W wakacje ubiegłego roku zakończyła się umowa dzierżawy, jaką gmina miała z wcześniejszym najemcą budynku, Zbigniewem Makarskim. Władze gminy nie przedłużyły tamtej dzierżawy, a na jesieni 2017 r. z propozycją poprowadzenia przychodni zgłosił się do wójta SP ZOZ w Międzyrzecu Podlaskim. W listopadzie na sesji rady koncepcję poprowadzenia przychodni w budynku ośrodka zdrowia przedstawiał Wiesław Zaniewicz, dyrektor SP ZOZ. – My chcemy tu stworzyć ośrodek z prawdziwego zdarzenia, więc oprócz lekarza rodzinnego i pediatry kilka razy w miesiącu, w zależności od potrzeb, przyjmowaliby specjaliści: ginekolog, neurolog czy rehabilitant.

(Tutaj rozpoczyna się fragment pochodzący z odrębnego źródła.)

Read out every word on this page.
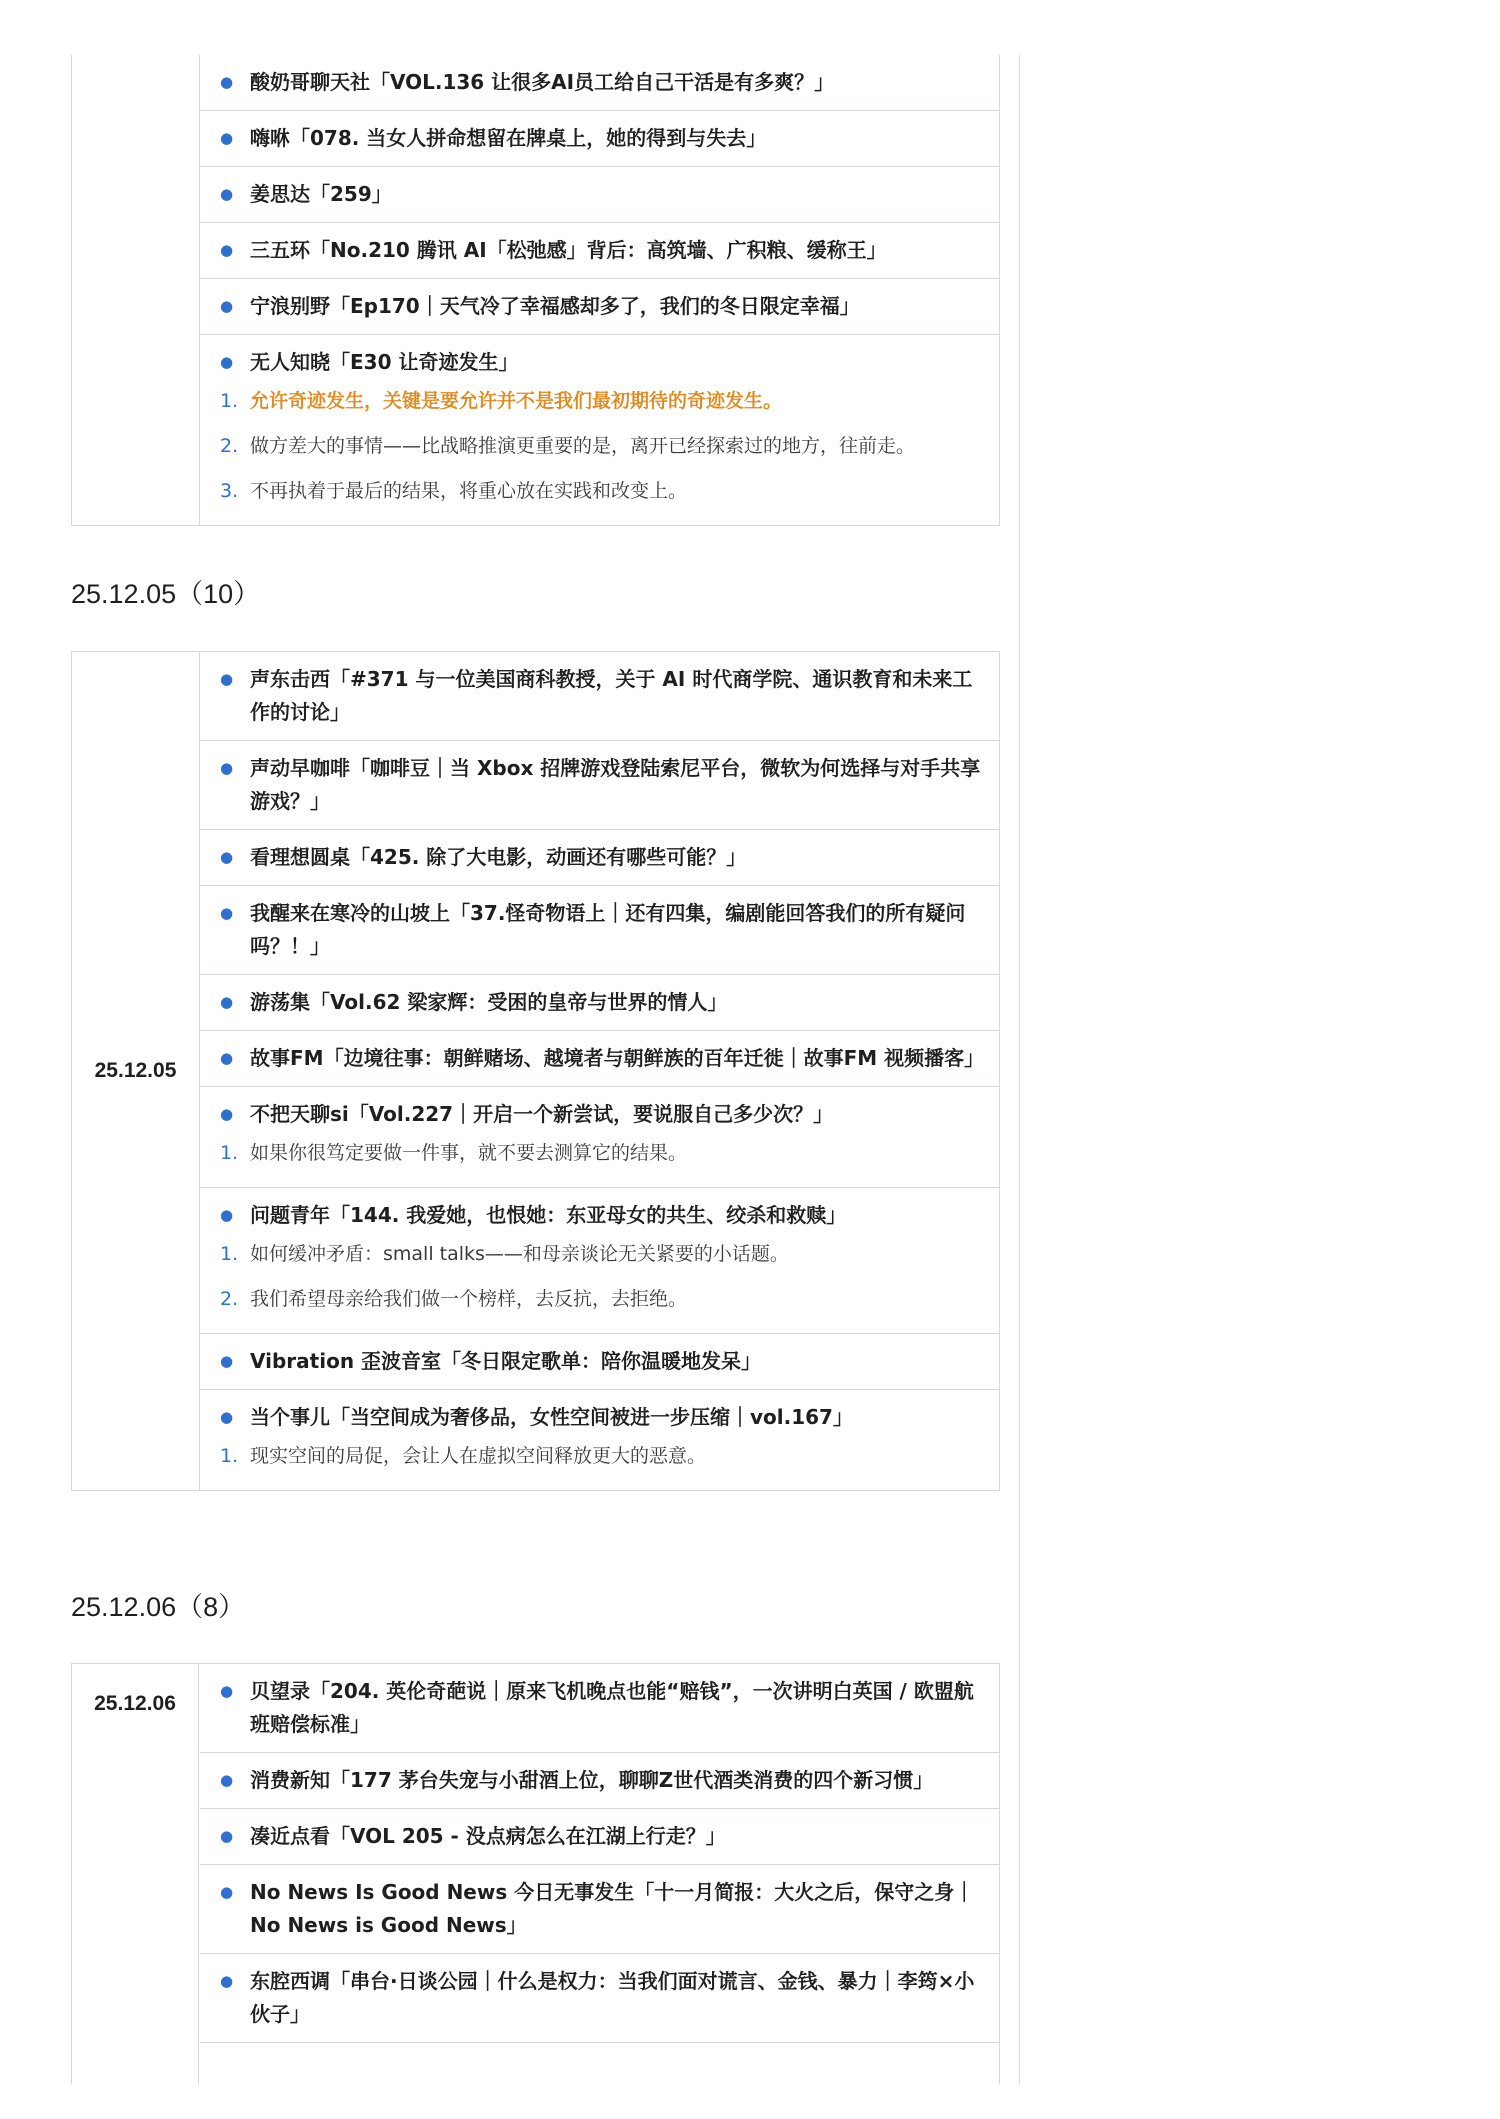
● 酸奶哥聊天社「VOL.136 让很多AI员工给自己干活是有多爽？」
● 嗨咻「078. 当女人拼命想留在牌桌上，她的得到与失去」
● 姜思达「259」
● 三五环「No.210 腾讯 AI「松弛感」背后：高筑墙、广积粮、缓称王」
● 宁浪别野「Ep170｜天气冷了幸福感却多了，我们的冬日限定幸福」
● 无人知晓「E30 让奇迹发生」
1. 允许奇迹发生，关键是要允许并不是我们最初期待的奇迹发生。
2. 做方差大的事情——比战略推演更重要的是，离开已经探索过的地方，往前走。
3. 不再执着于最后的结果，将重心放在实践和改变上。
25.12.05（10）
25.12.05
● 声东击西「#371 与一位美国商科教授，关于 AI 时代商学院、通识教育和未来工作的讨论」
● 声动早咖啡「咖啡豆｜当 Xbox 招牌游戏登陆索尼平台，微软为何选择与对手共享游戏？」
● 看理想圆桌「425. 除了大电影，动画还有哪些可能？」
● 我醒来在寒冷的山坡上「37.怪奇物语上｜还有四集，编剧能回答我们的所有疑问吗？！」
● 游荡集「Vol.62 梁家辉：受困的皇帝与世界的情人」
● 故事FM「边境往事：朝鲜赌场、越境者与朝鲜族的百年迁徙｜故事FM 视频播客」
● 不把天聊si「Vol.227｜开启一个新尝试，要说服自己多少次？」
1. 如果你很笃定要做一件事，就不要去测算它的结果。
● 问题青年「144. 我爱她，也恨她：东亚母女的共生、绞杀和救赎」
1. 如何缓冲矛盾：small talks——和母亲谈论无关紧要的小话题。
2. 我们希望母亲给我们做一个榜样，去反抗，去拒绝。
● Vibration 歪波音室「冬日限定歌单：陪你温暖地发呆」
● 当个事儿「当空间成为奢侈品，女性空间被进一步压缩｜vol.167」
1. 现实空间的局促，会让人在虚拟空间释放更大的恶意。
25.12.06（8）
25.12.06
● 贝望录「204. 英伦奇葩说｜原来飞机晚点也能“赔钱”，一次讲明白英国 / 欧盟航班赔偿标准」
● 消费新知「177 茅台失宠与小甜酒上位，聊聊Z世代酒类消费的四个新习惯」
● 凑近点看「VOL 205 - 没点病怎么在江湖上行走？」
● No News Is Good News 今日无事发生「十一月简报：大火之后，保守之身｜No News is Good News」
● 东腔西调「串台·日谈公园｜什么是权力：当我们面对谎言、金钱、暴力｜李筠×小伙子」
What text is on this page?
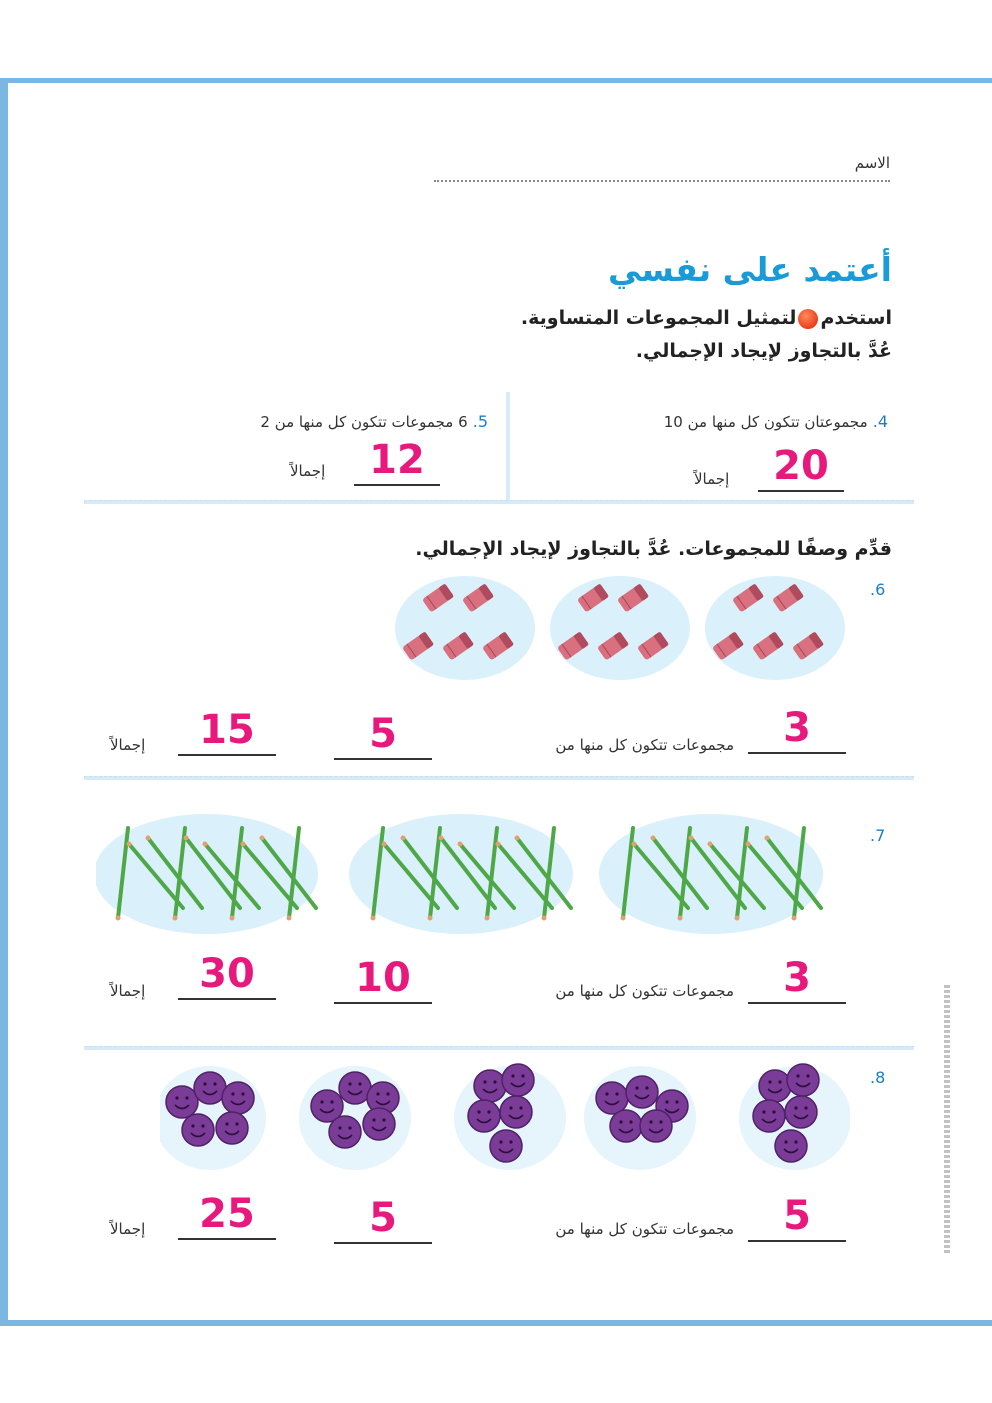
الاسم
أعتمد على نفسي
استخدملتمثيل المجموعات المتساوية.
عُدَّ بالتجاوز لإيجاد الإجمالي.
4. مجموعتان تتكون كل منها من 10
20
إجمالاً
5. 6 مجموعات تتكون كل منها من 2
12
إجمالاً
قدِّم وصفًا للمجموعات. عُدَّ بالتجاوز لإيجاد الإجمالي.
.6
3
مجموعات تتكون كل منها من
5
15
إجمالاً
.7
3
مجموعات تتكون كل منها من
10
30
إجمالاً
.8
5
مجموعات تتكون كل منها من
5
25
إجمالاً
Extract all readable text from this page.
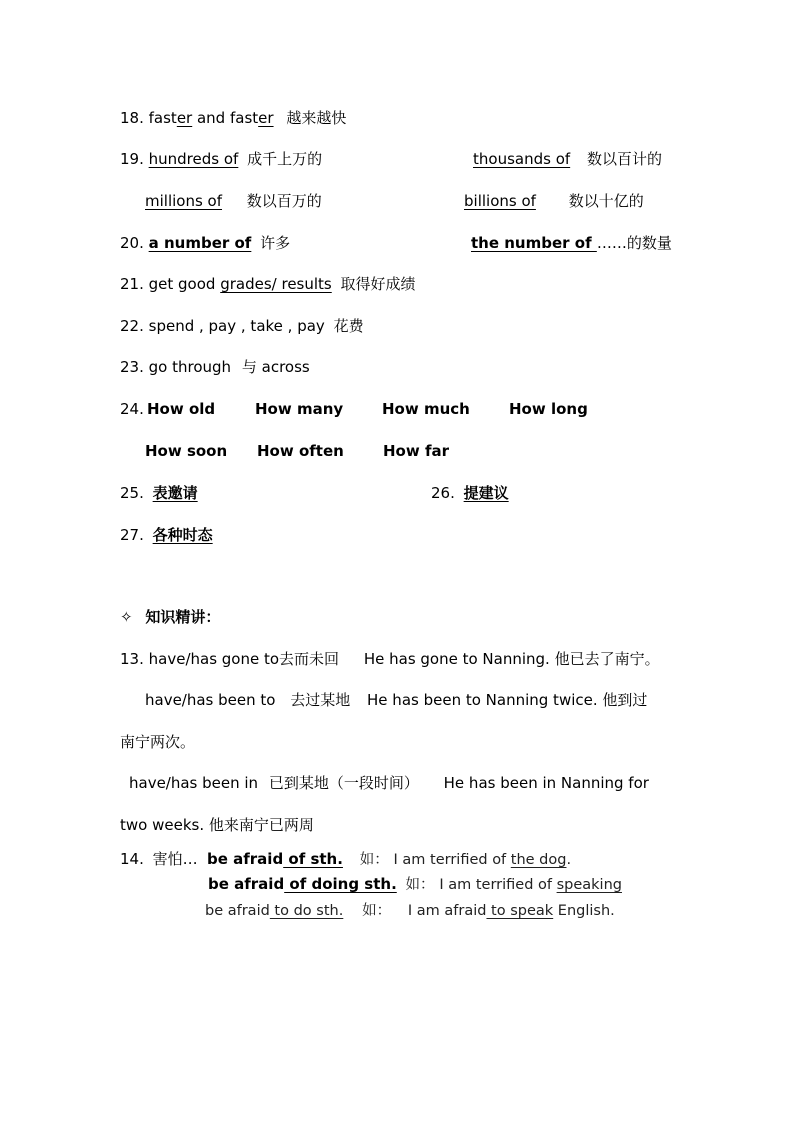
18. faster and faster 越来越快
19. hundreds of 成千上万的	thousands of 数以百计的
millions of 数以百万的	billions of 数以十亿的
20. a number of 许多	the number of ……的数量
21. get good grades/ results 取得好成绩
22. spend , pay , take , pay 花费
23. go through 与 across
24. How old	How many	How much	How long
How soon How often	How far
25. 表邀请	26. 提建议
27. 各种时态
✧ 知识精讲：
13. have/has gone to去而未回 He has gone to Nanning. 他已去了南宁。
have/has been to 去过某地 He has been to Nanning twice. 他到过
南宁两次。
have/has been in 已到某地（一段时间） He has been in Nanning for
two weeks. 他来南宁已两周
14. 害怕… be afraid of sth. 如： I am terrified of the dog.
be afraid of doing sth. 如： I am terrified of speaking
be afraid to do sth. 如： I am afraid to speak English.
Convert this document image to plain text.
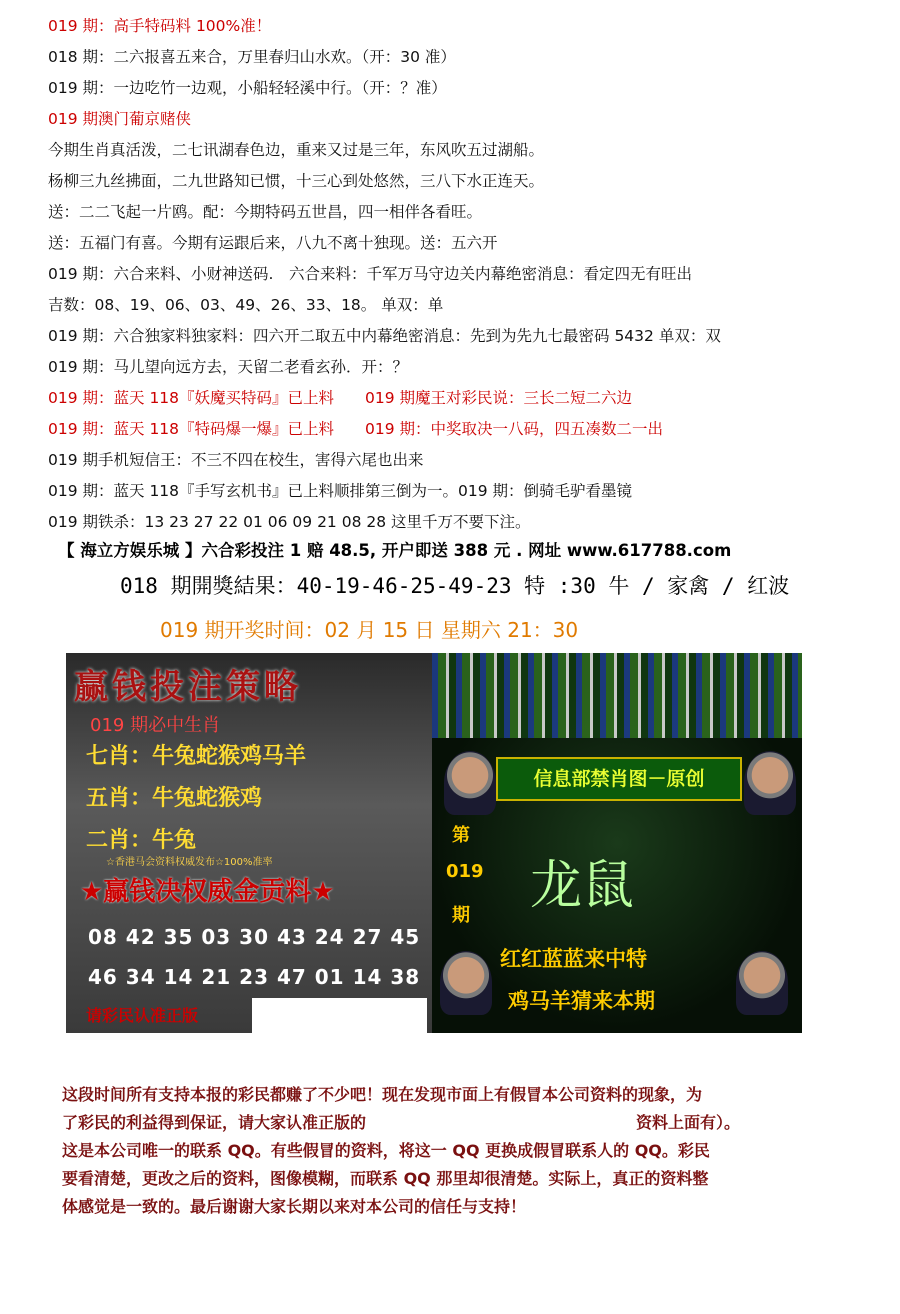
019 期：高手特码料 100%准！
018 期：二六报喜五来合，万里春归山水欢。（开：30 准）
019 期：一边吃竹一边观，小船轻轻溪中行。（开：？准）
019 期澳门葡京赌侠
今期生肖真活泼，二七讯湖春色边，重来又过是三年，东风吹五过湖船。
杨柳三九丝拂面，二九世路知已惯，十三心到处悠然，三八下水正连天。
送：二二飞起一片鸥。配：今期特码五世昌，四一相伴各看旺。
送：五福门有喜。今期有运跟后来，八九不离十独现。送：五六开
019 期：六合来料、小财神送码.　六合来料：千军万马守边关内幕绝密消息：看定四无有旺出
吉数：08、19、06、03、49、26、33、18。 单双：单
019 期：六合独家料独家料：四六开二取五中内幕绝密消息：先到为先九七最密码 5432 单双：双
019 期：马儿望向远方去，天留二老看玄孙．开：？
019 期：蓝天 118『妖魔买特码』已上料　　019 期魔王对彩民说：三长二短二六边
019 期：蓝天 118『特码爆一爆』已上料　　019 期：中奖取决一八码，四五凑数二一出
019 期手机短信王：不三不四在校生，害得六尾也出来
019 期：蓝天 118『手写玄机书』已上料顺排第三倒为一。019 期：倒骑毛驴看墨镜
019 期铁杀：13 23 27 22 01 06 09 21 08 28 这里千万不要下注。
【 海立方娱乐城 】六合彩投注 1 赔 48.5, 开户即送 388 元 . 网址 www.617788.com
018 期開獎結果：40-19-46-25-49-23 特 :30 牛 / 家禽 / 红波
019 期开奖时间：02 月 15 日 星期六 21：30
赢钱投注策略
019 期必中生肖
七肖：牛兔蛇猴鸡马羊
五肖：牛兔蛇猴鸡
二肖：牛兔
☆香港马会资料权威发布☆100%准率
★赢钱决权威金贡料★
08 42 35 03 30 43 24 27 45
46 34 14 21 23 47 01 14 38
请彩民认准正版
信息部禁肖图－原创
第
019
期 龙鼠
红红蓝蓝来中特
鸡马羊猜来本期
这段时间所有支持本报的彩民都赚了不少吧！现在发现市面上有假冒本公司资料的现象，为
了彩民的利益得到保证，请大家认准正版的	资料上面有）。
这是本公司唯一的联系 QQ。有些假冒的资料，将这一 QQ 更换成假冒联系人的 QQ。彩民
要看清楚，更改之后的资料，图像模糊，而联系 QQ 那里却很清楚。实际上，真正的资料整
体感觉是一致的。最后谢谢大家长期以来对本公司的信任与支持！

Poza tym, ponieważ szpital ma własne laboratorium, zlecone w ośrodku badania profilaktyczne byłyby bezpłatne, bo wykonujemy je sami – mówił Zaniewicz. – Ponieważ na parterze jest za mało miejsca, by sprostać wymogom stawianym przez ministerstwo, dla potrzeb przychodni zajęlibyśmy też trzy pomieszczenia na piętrze
Terminy się przesuwają
Pierwotnie padły deklaracje, że ośrodek mógłby zacząć funkcjonować nawet w marcu. Tak zapowiadano po wstępnym rekonesansie. Minął jednak marzec, przyszły wakacje, a przychodnia nie działa. Zaniepokojeni sytuacją radni dopytują więc wójta, co się dzieje. – W sierpniu gabinety miał być gotowe, a nic się nie dzieje w tym budynku? Były zapowiedzi szybkiego otwarcia, wprowadzenia specjalistów, a przychodni nie ma. Chcielibyśmy wiedzieć, co się dzieje? – dopytywał radny Wacław Sójka.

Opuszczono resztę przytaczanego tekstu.